To save a lot of space for the uncompressed image with Armbian simply choose btrfs instead of ext4 at image creation time. You can also save additional space by using Armbian’s customization features and skip most of if not all packages referenced in the
$PACKAGE_LIST_ADDITIONALvariable.And by skipping ‘Armbian-specific tools’ you choose both lower performance and less reliability. I really wonder whether those people obsessed by small image sizes and ‘Debian upstream’ ever did performance comparisons or checked what Armbian does to increase life expectancy of the install media…
I consider armbian to be the Ubuntu of the embedded SoCs. Is the center of the distros universe for many reasons. Nevertheless, I like to see other alternatives from time to time, because the more the better in terms of choices for different use cases. Also people learn by doing those things. So I’m glad seeing new stuff and people try to do whatever they like to do.
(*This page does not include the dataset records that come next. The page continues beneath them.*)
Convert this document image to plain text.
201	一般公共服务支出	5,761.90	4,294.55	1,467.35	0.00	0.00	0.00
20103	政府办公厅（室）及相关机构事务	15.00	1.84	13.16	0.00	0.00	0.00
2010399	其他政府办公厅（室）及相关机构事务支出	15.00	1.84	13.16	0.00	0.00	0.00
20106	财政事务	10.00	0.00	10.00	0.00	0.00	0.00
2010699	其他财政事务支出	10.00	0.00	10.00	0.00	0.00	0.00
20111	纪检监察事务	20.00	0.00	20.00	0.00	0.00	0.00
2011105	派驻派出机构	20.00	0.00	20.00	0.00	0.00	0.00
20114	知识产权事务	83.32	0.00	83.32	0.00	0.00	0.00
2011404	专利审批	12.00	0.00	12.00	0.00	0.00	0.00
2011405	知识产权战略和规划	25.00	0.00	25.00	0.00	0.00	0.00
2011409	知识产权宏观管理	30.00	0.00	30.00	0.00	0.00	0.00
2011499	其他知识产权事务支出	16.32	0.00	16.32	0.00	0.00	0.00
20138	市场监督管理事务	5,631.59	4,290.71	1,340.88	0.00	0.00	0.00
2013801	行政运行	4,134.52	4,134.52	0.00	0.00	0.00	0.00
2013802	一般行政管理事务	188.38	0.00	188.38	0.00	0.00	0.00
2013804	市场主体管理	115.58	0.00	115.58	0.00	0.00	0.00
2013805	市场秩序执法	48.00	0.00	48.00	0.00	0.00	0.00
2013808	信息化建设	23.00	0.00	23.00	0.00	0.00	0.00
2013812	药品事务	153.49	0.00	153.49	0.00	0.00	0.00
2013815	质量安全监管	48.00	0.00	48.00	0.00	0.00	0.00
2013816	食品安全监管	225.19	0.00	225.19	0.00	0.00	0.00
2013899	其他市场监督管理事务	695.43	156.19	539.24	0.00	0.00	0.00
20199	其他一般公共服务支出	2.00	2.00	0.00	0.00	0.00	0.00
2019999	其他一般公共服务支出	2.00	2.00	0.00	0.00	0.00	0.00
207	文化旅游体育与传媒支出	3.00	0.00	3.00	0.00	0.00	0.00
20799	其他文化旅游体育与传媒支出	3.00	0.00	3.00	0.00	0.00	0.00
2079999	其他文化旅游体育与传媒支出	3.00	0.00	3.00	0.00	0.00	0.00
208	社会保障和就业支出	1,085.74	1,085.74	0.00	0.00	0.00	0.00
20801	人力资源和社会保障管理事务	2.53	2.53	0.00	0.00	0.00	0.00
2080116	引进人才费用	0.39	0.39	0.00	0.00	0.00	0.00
> I consider armbian to be the Ubuntu of the embedded SoCs. Is the center of the distros universe for many reasons.
I couldn’t agree less since for me Armbian is not even a distro 🙂
It’s a flexible build system able to generate bootable Linux images from scratch in various flavors: 3 x Debian and 3 x Ubuntu. Majority of work deals with collecting and consolidating kernel patches (and as such Armbian is often months or even years ahead of ‘upstream Debian’ wrt hardware support for vast majority of interesting boards). The other important part is SBC specific tweaks — see below. Other than that Armbian is either pure Debian or pure Ubuntu.
> Also people learn by doing those things
Sure, learning is important. But I would try to focus on the important stuff and that’s:
Most SD cards and especially those with small capacity suck when it’s about random IO. They were made for sequential transfers but perform poorly when a huge amount of data has to be written in a random fashion. Installing/updating packages is exactly this: almost pure random I/O. As such I fail to understand the desire to generate ‘minimal’ SBC images at least when it’s about general purpose distros like Debian/Ubuntu.
Also important: ‘Write amplification’ when writing various small chunks of data on flash storage like SD cards is magnitudes higher compared to writing a whole image containing all the necessary stuff in a sequential fashion. Generating a ‘minimal’ image and afterwards installing the needed packages will not only take way longer but also increases wear out on the SD card drastically. The relevant learning here is: if you love your SD card (or flash storage in general) use a flexible build system and add all the packages to a reasonably large SD card image which then gets written sequentially in a single step.
How to deal with low memory situations and horribly low performing storage? Avoid swap on SD card of course. After a lot of research on ZRAM this is default on all Armbian images now. Swap to compressed block devices in RAM performs awesome and causes no harm to SD card. The whole stuff is fully configurable in Armbian and while defaults are rather conservative even a massive ZRAM overcommitment can be configured and works beautifully (taks that need 3GB RAM can run on 1GB boards with Armbian with a slight performance decrease though). What’s there with ‘upstream Debian’? Swap on SD card or nothing.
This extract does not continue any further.